The theater and marketing of the returning soldier

This was a nice moment at an NFL pre-season game the other day. A returning soldier surprising his cheerleader-wife at a St. Louis Rams game. It screams “America!” And also: “Football!”

Deadspin is pushing back on this one, however, suggesting that because the soldier didn’t serve in a war zone — he was in South Korea — it’s a disingenuous, scripted moment. Also, he’s rich; he’s part of the ginormous Busch family. And she’s not so much a cheerleader as she is a Marine also. And her mother is running for state representative; she is now using the moment as part of a political ad.
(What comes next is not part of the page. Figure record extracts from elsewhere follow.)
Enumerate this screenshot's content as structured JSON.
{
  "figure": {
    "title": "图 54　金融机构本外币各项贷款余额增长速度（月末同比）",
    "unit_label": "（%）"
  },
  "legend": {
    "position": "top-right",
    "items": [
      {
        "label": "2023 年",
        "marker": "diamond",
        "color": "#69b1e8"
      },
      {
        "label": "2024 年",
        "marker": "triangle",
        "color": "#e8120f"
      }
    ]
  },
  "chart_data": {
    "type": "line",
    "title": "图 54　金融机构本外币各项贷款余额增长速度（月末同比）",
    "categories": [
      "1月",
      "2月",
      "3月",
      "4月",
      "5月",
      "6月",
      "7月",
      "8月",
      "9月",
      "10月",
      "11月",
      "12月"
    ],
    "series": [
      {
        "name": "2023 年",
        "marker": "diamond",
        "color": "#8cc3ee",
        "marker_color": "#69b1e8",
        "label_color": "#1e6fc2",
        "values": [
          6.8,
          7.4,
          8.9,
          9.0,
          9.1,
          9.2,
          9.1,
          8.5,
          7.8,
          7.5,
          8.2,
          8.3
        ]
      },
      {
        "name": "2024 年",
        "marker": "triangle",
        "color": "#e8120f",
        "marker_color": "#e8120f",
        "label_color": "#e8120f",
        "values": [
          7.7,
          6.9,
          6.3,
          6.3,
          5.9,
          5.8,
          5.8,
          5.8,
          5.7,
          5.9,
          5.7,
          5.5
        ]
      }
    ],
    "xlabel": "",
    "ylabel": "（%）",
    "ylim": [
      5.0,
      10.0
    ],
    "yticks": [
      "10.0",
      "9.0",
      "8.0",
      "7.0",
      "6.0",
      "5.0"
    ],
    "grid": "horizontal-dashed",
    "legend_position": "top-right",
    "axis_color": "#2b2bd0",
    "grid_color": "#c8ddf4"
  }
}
It makes sense that an NFL team would go out of its way to do something special for a member of one of the most powerful families in America instead of, say, a local grunt who’d served in a combat zone, because these reunions really aren’t orchestrated and televised for the benefit of the soldiers and families involved. They are done because cozying up to the military is a good way for the NFL to market itself as a noble civic endeavor while making some extra money, and because the American football-loving public loves a chance to share in a bit of un-earned catharsis—watching two smiling, photogenic soldiers embrace in relief is a great way to forget about all the bodies that have piled up. If a given reunion happens to basically be a viral political ad—and given that Candace Ruocco Valentine is not only the member of two connected families and a former White House intern but the holder of both a JD and a doctorate in public policy analysis, one suspects that this moment may be shared on some campaign page of her own before too long—it’s hard to be too put out. That is, after all, what they all are.

Candace acknowledged to FoxNews she knew her husband had returned to the United States from his long deployment overseas, but didn’t know if he’d get leave from his unit to attend her game.